Mencatat jingga


Sesaat sebelum semuanya sempurna menjingga, aku tertatih-tatih menaiki anak tangga menuju balkon rumah milik bu sekdes tempatku mengindung selama kkn sebulan kedepan. Aku berhasil mancapai atas, dengan kamera di tanganku, aku menatap lamat-lamat pemandangan itu melalui lensa kamera. Masih ada kelabu di sana, sempurna menciptakan efek magis di langit sore itu. Jingga pertama di hari kedua aku menapaki tempat ini. Tak banyak yang bisa aku ceritakan, sebab, selalu berseliweran kenangan-kenangan tak bernama yang selalu membawa pulang jingga padanya. 

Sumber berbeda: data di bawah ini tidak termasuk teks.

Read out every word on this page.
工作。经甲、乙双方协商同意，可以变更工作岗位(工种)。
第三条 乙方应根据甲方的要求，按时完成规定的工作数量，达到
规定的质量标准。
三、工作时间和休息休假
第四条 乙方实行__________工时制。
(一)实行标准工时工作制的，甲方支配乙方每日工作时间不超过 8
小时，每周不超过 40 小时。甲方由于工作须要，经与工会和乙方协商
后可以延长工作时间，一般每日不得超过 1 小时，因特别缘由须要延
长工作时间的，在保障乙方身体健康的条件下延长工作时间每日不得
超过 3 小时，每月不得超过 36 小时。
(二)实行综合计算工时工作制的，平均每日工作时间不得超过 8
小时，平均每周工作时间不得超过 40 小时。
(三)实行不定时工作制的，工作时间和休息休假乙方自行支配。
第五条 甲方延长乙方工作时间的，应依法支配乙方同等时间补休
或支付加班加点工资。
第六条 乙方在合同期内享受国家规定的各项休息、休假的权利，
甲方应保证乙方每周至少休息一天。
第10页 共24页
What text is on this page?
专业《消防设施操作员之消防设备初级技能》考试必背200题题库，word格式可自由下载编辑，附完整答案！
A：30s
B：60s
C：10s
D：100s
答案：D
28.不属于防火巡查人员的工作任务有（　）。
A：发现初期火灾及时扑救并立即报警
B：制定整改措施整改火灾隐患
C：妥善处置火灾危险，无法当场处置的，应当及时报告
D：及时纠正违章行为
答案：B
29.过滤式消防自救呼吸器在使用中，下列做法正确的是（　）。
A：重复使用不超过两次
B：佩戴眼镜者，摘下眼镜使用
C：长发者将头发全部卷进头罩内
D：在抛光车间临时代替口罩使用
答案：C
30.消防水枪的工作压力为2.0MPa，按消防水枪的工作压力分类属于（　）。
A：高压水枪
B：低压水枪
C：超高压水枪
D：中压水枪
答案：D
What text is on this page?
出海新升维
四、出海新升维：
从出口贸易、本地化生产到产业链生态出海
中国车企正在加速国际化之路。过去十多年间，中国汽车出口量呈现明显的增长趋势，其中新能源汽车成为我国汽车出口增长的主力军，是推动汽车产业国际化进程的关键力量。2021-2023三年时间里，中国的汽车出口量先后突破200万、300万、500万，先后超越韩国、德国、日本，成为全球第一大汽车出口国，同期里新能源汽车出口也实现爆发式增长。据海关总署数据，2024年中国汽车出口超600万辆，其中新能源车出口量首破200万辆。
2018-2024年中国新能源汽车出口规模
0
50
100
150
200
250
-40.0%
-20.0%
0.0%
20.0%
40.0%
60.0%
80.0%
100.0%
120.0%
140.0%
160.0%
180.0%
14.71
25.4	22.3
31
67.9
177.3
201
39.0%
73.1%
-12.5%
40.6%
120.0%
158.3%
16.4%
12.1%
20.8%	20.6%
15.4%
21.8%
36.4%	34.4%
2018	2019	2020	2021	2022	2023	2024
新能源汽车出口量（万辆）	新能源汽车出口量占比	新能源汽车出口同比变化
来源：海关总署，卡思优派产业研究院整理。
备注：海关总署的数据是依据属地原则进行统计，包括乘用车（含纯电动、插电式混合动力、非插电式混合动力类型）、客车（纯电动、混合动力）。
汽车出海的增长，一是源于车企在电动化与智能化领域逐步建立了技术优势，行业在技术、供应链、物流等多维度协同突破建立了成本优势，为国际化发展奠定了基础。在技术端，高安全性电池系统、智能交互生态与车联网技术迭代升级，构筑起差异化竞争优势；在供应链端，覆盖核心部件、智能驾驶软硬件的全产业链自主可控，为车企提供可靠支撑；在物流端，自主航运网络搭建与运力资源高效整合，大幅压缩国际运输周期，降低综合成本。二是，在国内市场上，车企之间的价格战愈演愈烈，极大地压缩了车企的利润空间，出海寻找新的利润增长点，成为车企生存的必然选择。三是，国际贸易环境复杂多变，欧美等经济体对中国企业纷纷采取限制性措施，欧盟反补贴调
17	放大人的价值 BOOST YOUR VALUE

Pandanganku menatap lurus ke cakrawala, menyaksikan perlahan-lahan semuanya sempurna berwarna pekat, dan tak kutemui lagi setitik jingga di sana. Ada banyak narasi tentangnya, baik yang kubaca maupun kudengar dari desas-desus tetangga, bahwa tak semua orang menyukai pemandangan ini. Dan memang benar, tak semua hal yang kita sukai dapat diterima secara gamblang oleh orang lain. Aku memahami itu, walaupun separuhku meronta-ronta.

"Sesaat jingga bermunculan, waktunya kita menyudahi semuanya, dan aku harus pulang ke rumah."

Ketika masaku menjadi anak kecil, aku ingat betul ketika sore tiba dan langit sudah menunjukkan tanda-tanda menjingga di atas sana; aku tak pernah senang, sebab harus menyudahi permainan hari itu dan buru-buru kembali ke rumah. Aku tak pernah mengelu-elukan jingga seperti saat ini. Masa kecil dan dewasaku rupanya mengalami perubahan yang drastis. Apa mungkin aku tak lagi punya banyak teman seperti dulu? sehingga aku tak menyukai perpisahan dan kembali ke rumah? 

Tapi aku ingin mencatat baik-baik semburat jingga yang membuatku tenang hanya sekedar menatapnya hingga ia pulang ke peraduannya di kaki bukit. Hanya ada aku dan perasaanku yang berkecamuk riang gembira. Ada seutas sedih yang terbayarkan walau tak sampai lunas. Ada bahagia sebab aku bisa terus menatapnya tanpa harus pulang kemana-mana. Tak seperti itu, saat aku membenci jingga karena aku harus sendirian lagi. 

Siapapun bisa membuat narasi sedemikian rupa mengenai jingga. Tak apa tak suka, dan tak apa pula jika kau menyukainya dengan sangat. Tak ada yang salah, walau keduanya menghadirkan kesendirian yang sama, bukankah hidup memang tentang memilih?